“Say, d’ you hear about Bud Hampton?”

“What Bud done now?”

“Why, las’ week Bud Hampton shot a buck niggah’t weighed ovah two hunderd pound!”

This particular species of quarry seemed to grow blacker with each succeeding state. The two urchins in one-piece garments who lugged our hand-bags up the slope in Columbia made coal seem of a pale tint by comparison. At the corner of a main street so business-bent as to require the constant attention of a traffic policeman they steered us toward the door of a somewhat weather-worn establishment.

“This the best hotel?” I queried, a bit suspicious that the weight of their burdens had warped their judgment. “How about that one down the street?” It was a building of very modern aspect, looming ten full stories into the brilliant Southern heavens.

Dat ain’ no hotel, sah,” cried the two in one breath, rolling their snow-white eyeballs, their black toes seeming to wriggle with pride at the magnificence it presented, “dat’s de sky-scrapah!”

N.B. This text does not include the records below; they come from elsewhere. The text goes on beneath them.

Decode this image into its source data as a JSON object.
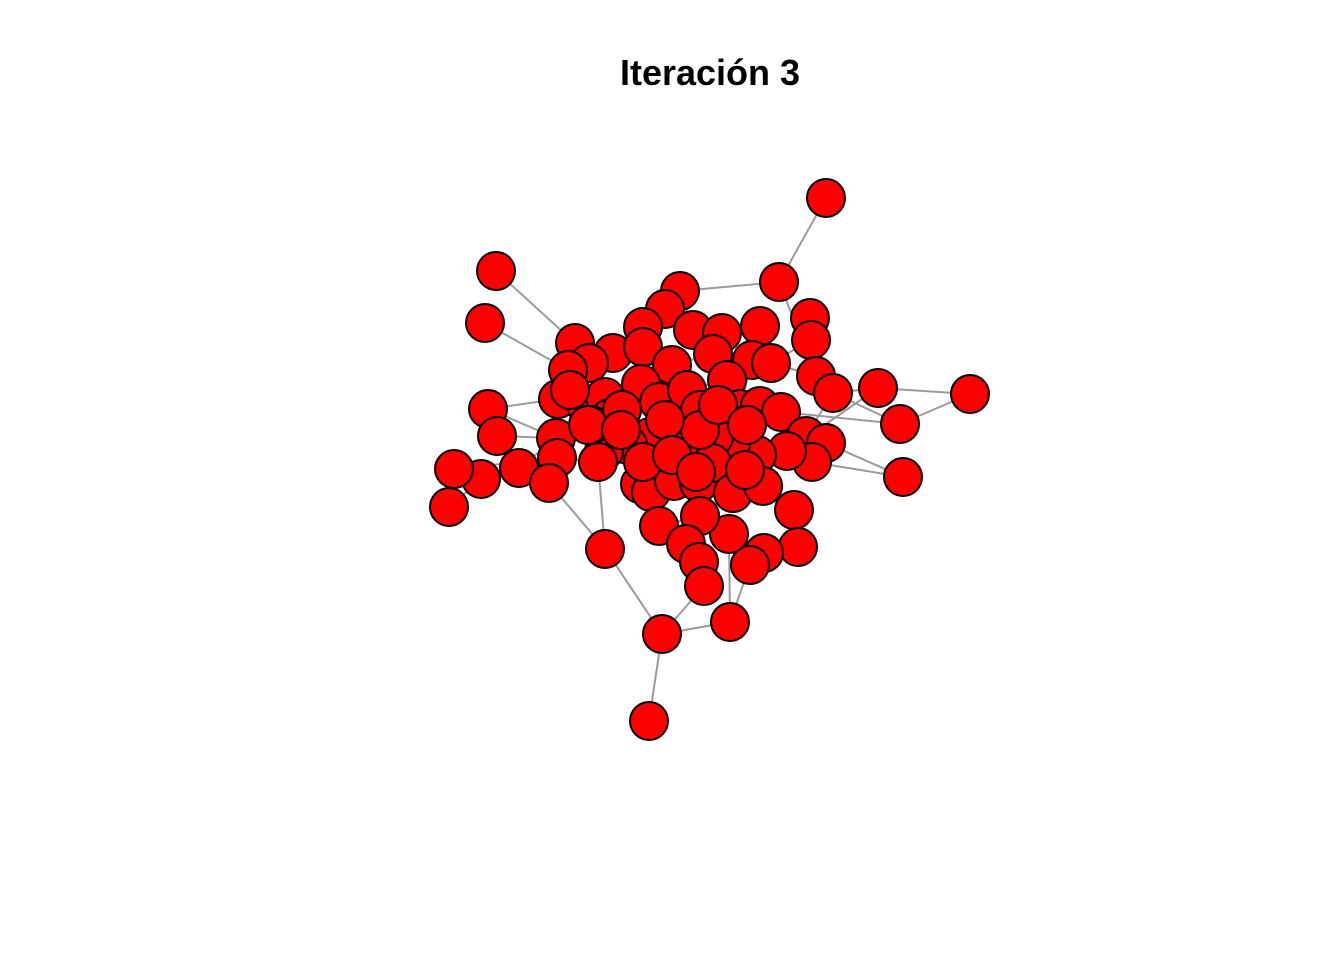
{
  "title": "Iteración 3",
  "colors": {
    "node_fill": "#ff0000",
    "node_stroke": "#000000",
    "edge": "#9a9a9a"
  }
}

It was in Columbia that we felt for the first time irrevocably in the South. Richmond had been merely an American city with a Southern atmosphere; South Carolina’s capital was the South itself, despite its considerable veneer of modern Americanism. One must look at three faces to find one indubitably white. Clusters of mahogany-red sugar-canes lolled in shady corners, enticing the black brethren to exercise their powerful white teeth. Goats drowsed in patches of sand protected from the insistent sunshine. Motormen raised their caps with one hand and brought their dashing conveyances to a sudden halt with the other at the very feet of their “lady acquaintances,” whose male escorts returned the greeting with equal solemnity. I puzzled for some time to know what far-distant city this one, with its red soil stretching away to suburban nothingness from the points where the street paving petered out, with its goats and sugar-cane, its variegated complexions, and frank contentment with life, was insistently recalling to memory. Then all at once it came to me. Purged of its considerable American bustle, Columbia would bear a striking resemblance to Asunción, capital of far-off Paraguay. Even the wide-open airiness of its legislative halls, drowsing in the excusable inoccupancy of what was still mid-summer despite the calendar, carried the imagination back to the land of the Guaraní.

An un-Northern spaciousness was characteristic of the chief hostelry, with its ample chambers, its broad lounging-room, its generously gaping spitoons, offering not too exacting a target to the inattentive fire of Southern marksmanship. The easy-going temperament of its management came as a relief from the unflinching rule-of-thumb back over the horizon behind us. The reign of the old-fashioned “American plan,” synonymous with eating when and what the kitchen dictates rather than leaving the guest a few shreds of initiative, had begun again and was to persist for a thousand miles southward. But can some trustworthy authority tell us what enactment requires that the “choicest room” of the “best hotel” of every American city be placed at the exact junction-point of the most successful attempt to concentrate all its twenty-four hours of uproar? I ask not in wrath, for time and better slumber have assuaged that, but out of mere academic curiosity. In the good, old irresponsible days of my “hobo” youth the “jungle” beyond the railroad yards was far preferable to this aristocratic Bedlam.


The “sky-scrapah” loomed behind us for half an hour or more across the mighty expanse of rolling sand-and-pine-tree world, with its distance-purple tinge and its suggestion of the interior of Brazil, which fled northward on the next lap of our journey. The cotton-fields which interspersed the wilderness might have seemed patches of daisies to the casual glance, rather sparse and thirsty daisies, for this year the great Southern crop had sadly disappointed its sponsors. Powder-dry country roads of reddish sand straggled along through the endless stretches of scrub-pines, carrying here and there the sagging buggy and gaunt and dust-streaked horse of former days. I relegate the equine means of transportation to the past advisedly, for his doom was apparent even in these sparsely cultivated and thinly peopled regions. Before a little unpainted, wooden negro church that drifted by us there clustered twenty-eight automobiles, with a bare half-dozen steeds drooping limply on their weary legs in the patches of shade the machines afforded them. King Cotton, abetted by his royal contemporaries overseas, has drawn no color-line in deluging his favors on his faithful subjects. Forests of more genuine trees replaced the scrub growth for long spaces farther on; here and there compact rectangles of superlatively green sugar-cane contrasted with the dead-brown patches of shriveled corn. In the smoking compartment of the coach placarded “White” shirt-sleeves and open collars were the rule, but the corresponding section of the “Colored” car indulged in no such disheveled comfort. The negroes of the South seem more consistent followers of Beau Brummel than their white neighbors.